When the dough has doubled in size (an hour or more depending on room temperature), place a large Dutch oven on the middle rack of the oven and preheat the oven to 450 degrees F.

Once the oven has preheated, quickly shape your risen dough into a ball, place on parchment paper, and gently place in the Dutch oven. Cover the casserole with a lid. Bake the bread covered for 25 minutes, then remove the cover and continue to bake the bread until it’s golden and hollow-sounding when you tap it, another 15-20 minutes.

Remove to wire rack and cool before slicing. Store in an air-tight container.
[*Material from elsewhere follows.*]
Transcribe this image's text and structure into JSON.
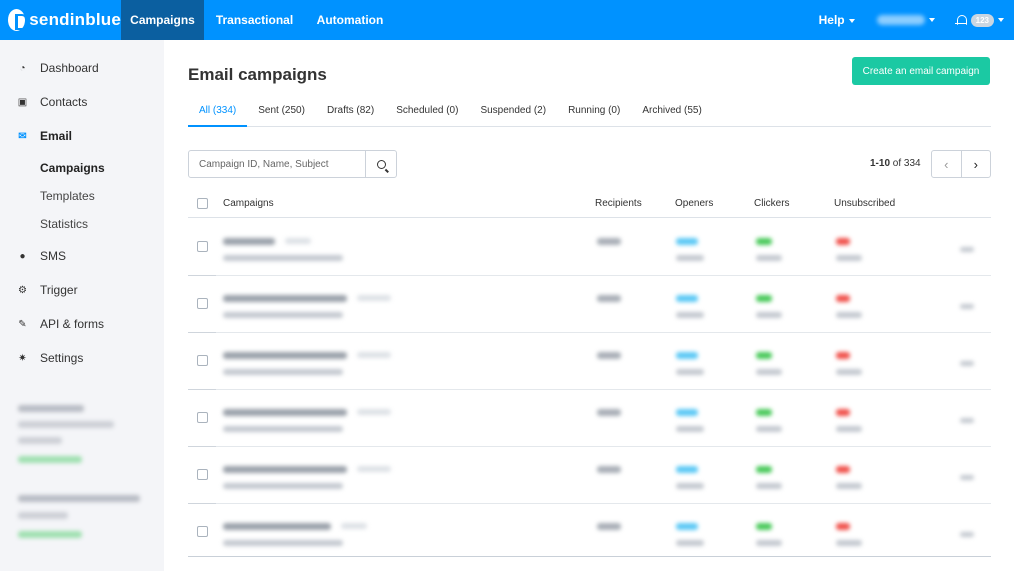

L to R, Kerry LePage, Harper Mayo-LePage and Betsy Mayo on a recent vacation. Photo courtesy of Betsy Mayo

MEET THE COOK, Betsy Mayo

I’m a born and bred Mainer living in Gray. My wife of 23 years, Kerry LePage, and I have an 12-year old daughter (in fact, it’s her birthday today!). We are both nurses. She is the director of surgical services at MidCoast hospital, and I work for a company called Yankee Alliance doing value analysis work, which means giving clinical support to the healthcare supply chain. I was a nurse (operating room and cardiac critical care) for years before I left for this industry.

I generally cook for family and friends and rely heavily on basic cooking knowledge of how to build flavors to keep everyone happy. I like to eat and serve what is in season and fresh and spend a lot of the summer and early fall canning, freezing and otherwise preserving the food that is grown by people around me including my family and me. I have a small raised bed garden. Last year, we started shiitake mushrooms, but sadly they were a bust. We’ll try again this summer. My wife usually keeps bees, but we had colony loss last year so our lawn was about 500,000 residents smaller. Unfortunately still no bees — life is pretty busy, and we just can’t keep up with it!

I grew up in York county where my family had a market garden, raised sheep, pigs, and chickens, and I had horses. Predictably, my dad was also a lobster fisherman. He did take a hiatus to teach high school, but returned to the water with my brother and me on the stern baiting traps when we moved to Peaks Island in the late 1990s.